You graduated! Congratulations. Now what. If you don't have a job already, you most likely will be in full pursuit after you graduate. Consider these job hunting tips.
Keep your resume & contact info close.
Consider every day as a networking opportunity, regardless of where you go.1 You should always have resumes, cover letters and even business cards on your person. You never know when you might run into someone who could prove valuable to your career search. You should aim to advertise yourself as often as possible and remember why you stand out from the crowd. Have your elevator pitch (a few sentences) prepared to convince people why you are a strong candidate for the industry you're pursuing.
Forget your email campaign.
Job applicants are sending out thousands of emails to employers as a way to connect and try to get a job.2 Employers and HR reps get hundreds of emails every day, so there's a chance they'll never even see yours. Instead, stand out. Find the right person to contact at a company and give them a call on the phone. They're more likely to pick up their phones than answer emails, and you'll be able to start a dialogue much faster this way. It's one of the easiest solutions to market yourself, but many graduates are too scared to call. Act with confidence and go for it. Your elevator pitch will come in handy for this.

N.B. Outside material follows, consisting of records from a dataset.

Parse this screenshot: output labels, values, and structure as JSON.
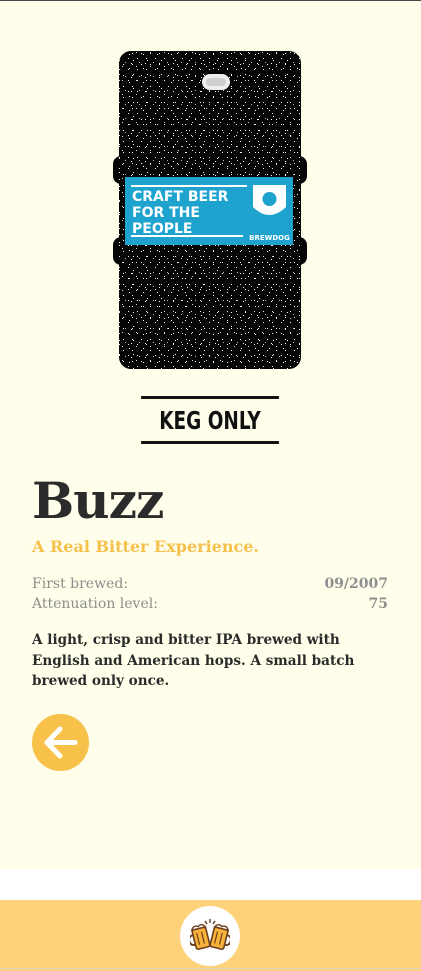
{
  "beer": {
    "keg_badge": "KEG ONLY",
    "keg_label": {
      "line1": "CRAFT BEER",
      "line2": "FOR THE",
      "line3": "PEOPLE",
      "brand": "BREWDOG"
    },
    "name": "Buzz",
    "tagline": "A Real Bitter Experience.",
    "first_brewed_label": "First brewed:",
    "first_brewed_value": "09/2007",
    "attenuation_label": "Attenuation level:",
    "attenuation_value": "75",
    "description": "A light, crisp and bitter IPA brewed with English and American hops. A small batch brewed only once."
  },
  "nav": {
    "back_icon": "arrow-left-icon",
    "home_icon": "beer-mugs-icon"
  },
  "colors": {
    "card_bg": "#fefeea",
    "accent": "#f6c04c",
    "bottom_bar": "#fdd27a",
    "label_blue": "#1ea3cf"
  }
}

Your first job probably won't be your only job.
Sometimes graduates don't cast their nets very wide because they're afraid they'll end up in something unrelated to their dream job. Just remember, in a few years, after gaining experience, you may be able to move into roles that are closer to your ideal job. And sometimes people change their mind about their dream job once they get exposure to other areas of focus in their first job. So stick around long enough to learn a lot. A year is a good benchmark. That’s enough time to get a good idea of whether you want to advance in the company or find a better fit. Staying for less than a year may be hard to explain in your next job interview.
Take all the help you can get.
If you graduate without a job in your pocket, that's OK. You may even have family and friends volunteering ways to connect you with someone they know. It can be easy for pride to get in the way. “I want to do this myself,” you might say. Well, remember the phrase, “It’s all about who you know.” It's true. Take all the help you can get. No one will fault you for that.
Congratulations and good luck in your job hunt. These tips could give you an advantage.